Verfassungsschutz beobachtet Vogtland

Plauen -Was steht drin im Bericht des Landesamtes für Verfassungsschutz 2013? Auf 29 Seiten wird das Vogtland erwähnt, auch wenn es keine Schwerpunktregion ist. Vor allem in der rechtsextremen Szene ist gefährliche Kontinuität zu beobachten.

Auf nahezu 250 Seiten werden demokratie- und verfassungsfeindliche Bestrebungen erfasst - rechtsextremen Strukturen, linke und islamische Gruppierungen. Dem Bericht zufolge befindet sich die rechtsextremistische Szene im Umbruch, der sich durch eine Entfremdung zwischen der Kameradschaftsszene und der NPD auszeichnet. Die rechte Szene konnte ihren Einfluss zwar generell nicht ausdehnen, doch Entwarnung sei nicht gegeben: "Das Personenpotenzial stagniert auf hohem Niveau", heißt es.
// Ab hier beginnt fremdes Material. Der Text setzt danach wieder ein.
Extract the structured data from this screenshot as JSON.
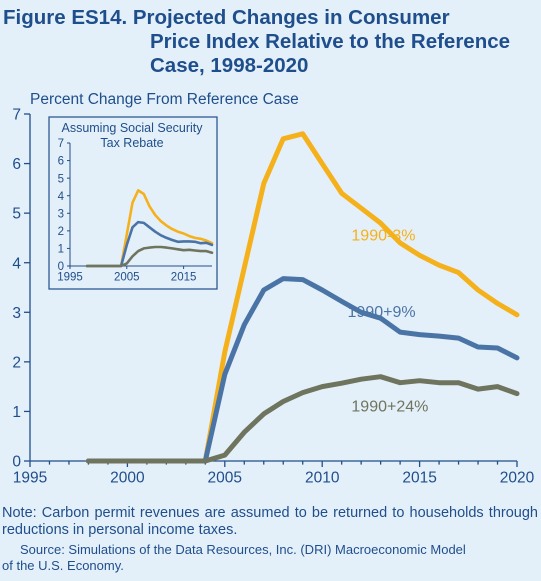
{
  "title_line1": "Figure ES14.  Projected Changes in Consumer",
  "title_line2": "Price Index Relative to the Reference",
  "title_line3": "Case, 1998-2020",
  "note": "Note: Carbon permit revenues are assumed to be returned to households through reductions in personal income taxes.",
  "source_line1": "Source: Simulations of the Data Resources, Inc. (DRI) Macroeconomic Model",
  "source_line2": "of the U.S. Economy.",
  "colors": {
    "gold": "#f5b11c",
    "blue": "#4a74a6",
    "olive": "#6e745e",
    "text": "#1f4e8c",
    "background": "#e4f0f9"
  },
  "chart_data": [
    {
      "type": "line",
      "ylabel": "Percent Change From Reference Case",
      "xlim": [
        1995,
        2020
      ],
      "ylim": [
        0,
        7
      ],
      "xticks": [
        1995,
        2000,
        2005,
        2010,
        2015,
        2020
      ],
      "yticks": [
        0,
        1,
        2,
        3,
        4,
        5,
        6,
        7
      ],
      "grid": false,
      "x": [
        1998,
        1999,
        2000,
        2001,
        2002,
        2003,
        2004,
        2005,
        2006,
        2007,
        2008,
        2009,
        2010,
        2011,
        2012,
        2013,
        2014,
        2015,
        2016,
        2017,
        2018,
        2019,
        2020
      ],
      "series": [
        {
          "name": "1990-3%",
          "color": "#f5b11c",
          "label_x": 2011.5,
          "label_y": 4.45,
          "values": [
            0,
            0,
            0,
            0,
            0,
            0,
            0,
            2.2,
            3.9,
            5.6,
            6.5,
            6.6,
            6.0,
            5.4,
            5.1,
            4.8,
            4.4,
            4.15,
            3.95,
            3.8,
            3.45,
            3.18,
            2.95
          ]
        },
        {
          "name": "1990+9%",
          "color": "#4a74a6",
          "label_x": 2011.3,
          "label_y": 2.9,
          "values": [
            0,
            0,
            0,
            0,
            0,
            0,
            0,
            1.75,
            2.75,
            3.45,
            3.68,
            3.66,
            3.45,
            3.22,
            3.0,
            2.88,
            2.6,
            2.55,
            2.52,
            2.48,
            2.3,
            2.28,
            2.08
          ]
        },
        {
          "name": "1990+24%",
          "color": "#6e745e",
          "label_x": 2011.5,
          "label_y": 1.0,
          "values": [
            0,
            0,
            0,
            0,
            0,
            0,
            0,
            0.12,
            0.58,
            0.95,
            1.2,
            1.38,
            1.5,
            1.57,
            1.65,
            1.7,
            1.58,
            1.62,
            1.58,
            1.58,
            1.45,
            1.5,
            1.36
          ]
        }
      ]
    },
    {
      "type": "line",
      "title": "Assuming Social Security Tax Rebate",
      "title_line1": "Assuming Social Security",
      "title_line2": "Tax Rebate",
      "xlim": [
        1995,
        2020
      ],
      "ylim": [
        0,
        7
      ],
      "xticks": [
        1995,
        2005,
        2015
      ],
      "yticks": [
        0,
        1,
        2,
        3,
        4,
        5,
        6,
        7
      ],
      "grid": false,
      "x": [
        1998,
        1999,
        2000,
        2001,
        2002,
        2003,
        2004,
        2005,
        2006,
        2007,
        2008,
        2009,
        2010,
        2011,
        2012,
        2013,
        2014,
        2015,
        2016,
        2017,
        2018,
        2019,
        2020
      ],
      "series": [
        {
          "color": "#f5b11c",
          "values": [
            0,
            0,
            0,
            0,
            0,
            0,
            0,
            1.8,
            3.6,
            4.3,
            4.1,
            3.4,
            2.9,
            2.55,
            2.3,
            2.1,
            1.95,
            1.85,
            1.7,
            1.6,
            1.55,
            1.45,
            1.3
          ]
        },
        {
          "color": "#4a74a6",
          "values": [
            0,
            0,
            0,
            0,
            0,
            0,
            0,
            1.2,
            2.2,
            2.5,
            2.45,
            2.2,
            1.95,
            1.75,
            1.6,
            1.48,
            1.38,
            1.4,
            1.4,
            1.38,
            1.3,
            1.32,
            1.2
          ]
        },
        {
          "color": "#6e745e",
          "values": [
            0,
            0,
            0,
            0,
            0,
            0,
            0,
            0.15,
            0.55,
            0.85,
            1.0,
            1.05,
            1.08,
            1.08,
            1.05,
            1.0,
            0.95,
            0.9,
            0.92,
            0.88,
            0.85,
            0.85,
            0.75
          ]
        }
      ]
    }
  ]
}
Dies gilt auch für den Vogtlandkreis: Zwar ordnet der Landesverfassungsschutz die Aktivität der rechtsextremen Szene im sachsenweiten Vergleich "im untergeordneten Bereich" ein. Doch noch immer sind im Vogtlandkreis zwei neonazistische Kameradschaften vorhanden. Die aktivste Gruppe, die RNJ Vogtland, hat 2012 wieder einen sogenannten "Trauermarsch" in Plauen veranstaltet mit 200 Teilnehmern. Die "neonationalsozialistische" Kameradschaft habe im August 2012 ihre Auflösung, verkündet, doch sei sie offenbar weiterhin aktiv, wie eine Kundgebung im Januar 2013 vor der Plauener Arbeitsagentur mit etwa 30 Neonazis zeige. Mit dem "Widerstand Oelsnitz" sei eine neue Struktur hinzugekommen. Im Gegensatz zu den parteiunabhängig agierenden Kameradschaften wird der vogtländische NPD-Kreisverband als "kaum aktiv" bezeichnet.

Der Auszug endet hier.